Тезисы о 300-летии воссоединения Украины с Россией
Парадигма «воссоединения» стала первым конструктом советской историографии, который профессиональные историки Украины отправили в утиль, когда в конце 1980-х годов начали пересматривать коммунистическое наследие. Хотя в президентском указе 2002 года и не были указаны сроки «воссоединения», сама мысль о праздновании события, наполненного приобретенным в рамках советской национальной политики значением, не могла вызвать широкий резонанс в Украине. Но если абстрагироваться от современной политической жизни, то действительно ли в Переяславе произошло воссоединение? А если и произошло, то кто с кем воссоединялся и на каких условиях? Ниже мы рассмотрим эти вопросы с перспективы конструирования и эволюции восточнославянских этнонациональных идентичностей первой половины ХVII века.
От войны к альянсу
В течение рассматриваемого периода произошел ряд событий, которые установили между московитами и русинами более тесный контакт, чем когда-либо ранее. Условия для первой встречи этих двух восточнославянских сообществ, которые в то время очень отличались друг от друга, породило Смутное время – крупный политический, социальный и экономический кризис, охвативший Московию начала ХVII века, – два десятилетия гражданских неурядиц и чужеземных вторжений.

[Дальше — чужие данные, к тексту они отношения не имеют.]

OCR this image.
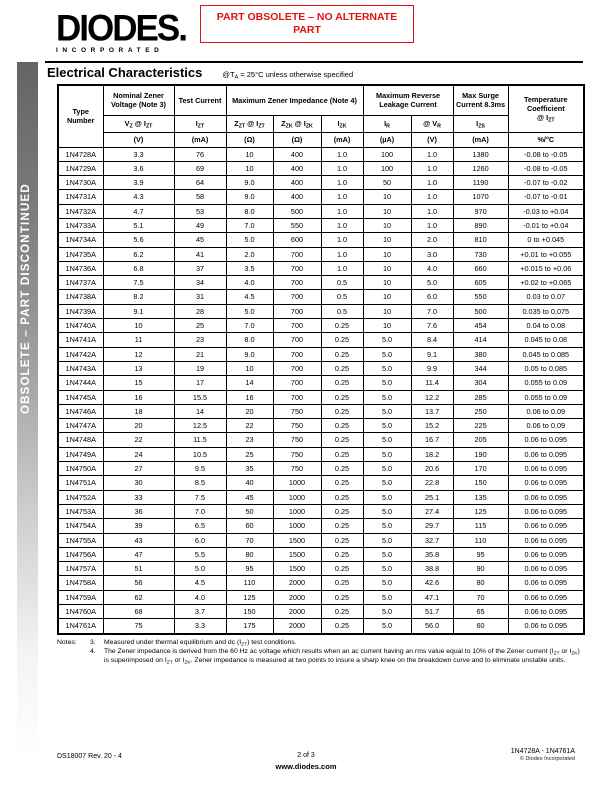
OBSOLETE – PART DISCONTINUED
DIODES.
INCORPORATED
PART OBSOLETE – NO ALTERNATE PART
Electrical Characteristics	$@T_A = 25^\circ C$ unless otherwise specified
Type Number	Nominal Zener Voltage (Note 3)	Test Current	Maximum Zener Impedance (Note 4)			Maximum Reverse Leakage Current		Max Surge Current 8.3ms	Temperature Coefficient
@ $I_{ZT}$

	$V_Z$ @ $I_{ZT}$	$I_{ZT}$	$Z_{ZT}$ @ $I_{ZT}$	$Z_{ZK}$ @ $I_{ZK}$	$I_{ZK}$	$I_R$	@ $V_R$	$I_{ZS}$
	(V)	(mA)	(Ω)	(Ω)	(mA)	(µA)	(V)	(mA)	%/°C
1N4728A	3.3	76	10	400	1.0	100	1.0	1380	-0.08 to -0.05
1N4729A	3.6	69	10	400	1.0	100	1.0	1260	-0.08 to -0.05
1N4730A	3.9	64	9.0	400	1.0	50	1.0	1190	-0.07 to -0.02
1N4731A	4.3	58	9.0	400	1.0	10	1.0	1070	-0.07 to -0.01
1N4732A	4.7	53	8.0	500	1.0	10	1.0	970	-0.03 to +0.04
1N4733A	5.1	49	7.0	550	1.0	10	1.0	890	-0.01 to +0.04
1N4734A	5.6	45	5.0	600	1.0	10	2.0	810	0 to +0.045
1N4735A	6.2	41	2.0	700	1.0	10	3.0	730	+0.01 to +0.055
1N4736A	6.8	37	3.5	700	1.0	10	4.0	660	+0.015 to +0.06
1N4737A	7.5	34	4.0	700	0.5	10	5.0	605	+0.02 to +0.065
1N4738A	8.2	31	4.5	700	0.5	10	6.0	550	0.03 to 0.07
1N4739A	9.1	28	5.0	700	0.5	10	7.0	500	0.035 to 0.075
1N4740A	10	25	7.0	700	0.25	10	7.6	454	0.04 to 0.08
1N4741A	11	23	8.0	700	0.25	5.0	8.4	414	0.045 to 0.08
1N4742A	12	21	9.0	700	0.25	5.0	9.1	380	0.045 to 0.085
1N4743A	13	19	10	700	0.25	5.0	9.9	344	0.05 to 0.085
1N4744A	15	17	14	700	0.25	5.0	11.4	304	0.055 to 0.09
1N4745A	16	15.5	16	700	0.25	5.0	12.2	285	0.055 to 0.09
1N4746A	18	14	20	750	0.25	5.0	13.7	250	0.06 to 0.09
1N4747A	20	12.5	22	750	0.25	5.0	15.2	225	0.06 to 0.09
1N4748A	22	11.5	23	750	0.25	5.0	16.7	205	0.06 to 0.095
1N4749A	24	10.5	25	750	0.25	5.0	18.2	190	0.06 to 0.095
1N4750A	27	9.5	35	750	0.25	5.0	20.6	170	0.06 to 0.095
1N4751A	30	8.5	40	1000	0.25	5.0	22.8	150	0.06 to 0.095
1N4752A	33	7.5	45	1000	0.25	5.0	25.1	135	0.06 to 0.095
1N4753A	36	7.0	50	1000	0.25	5.0	27.4	125	0.06 to 0.095
1N4754A	39	6.5	60	1000	0.25	5.0	29.7	115	0.06 to 0.095
1N4755A	43	6.0	70	1500	0.25	5.0	32.7	110	0.06 to 0.095
1N4756A	47	5.5	80	1500	0.25	5.0	35.8	95	0.06 to 0.095
1N4757A	51	5.0	95	1500	0.25	5.0	38.8	90	0.06 to 0.095
1N4758A	56	4.5	110	2000	0.25	5.0	42.6	80	0.06 to 0.095
1N4759A	62	4.0	125	2000	0.25	5.0	47.1	70	0.06 to 0.095
1N4760A	68	3.7	150	2000	0.25	5.0	51.7	65	0.06 to 0.095
1N4761A	75	3.3	175	2000	0.25	5.0	56.0	60	0.06 to 0.095
Notes: 3.	Measured under thermal equilibrium and dc $(I_{ZT})$ test conditions.
4.	The Zener impedance is derived from the 60 Hz ac voltage which results when an ac current having an rms value equal to 10% of the Zener current ($I_{ZT}$ or $I_{ZK}$) is superimposed on $I_{ZT}$ or $I_{ZK}$. Zener impedance is measured at two points to insure a sharp knee on the breakdown curve and to eliminate unstable units.
DS18007 Rev. 20 - 4	2 of 3
www.diodes.com
1N4728A - 1N4761A
© Diodes Incorporated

Ничто не предвещало такого поворота событий в 1589 году, когда московские правители удачно надавили на восточных патриархов и добились повышения московской митрополии до статуса патриархата. Впервые в истории в официальном московском дискурсе Москва позиционировалась как третий Рим. Кроме того, создание патриаршего престола в Москве положило конец расколу в православном мире, который инициировала в середине ХIV века Флорентийская уния[5].
Московия вернулась в объятия других православных народов, в то время как московский царизм, казалось, находился на вершине могущества.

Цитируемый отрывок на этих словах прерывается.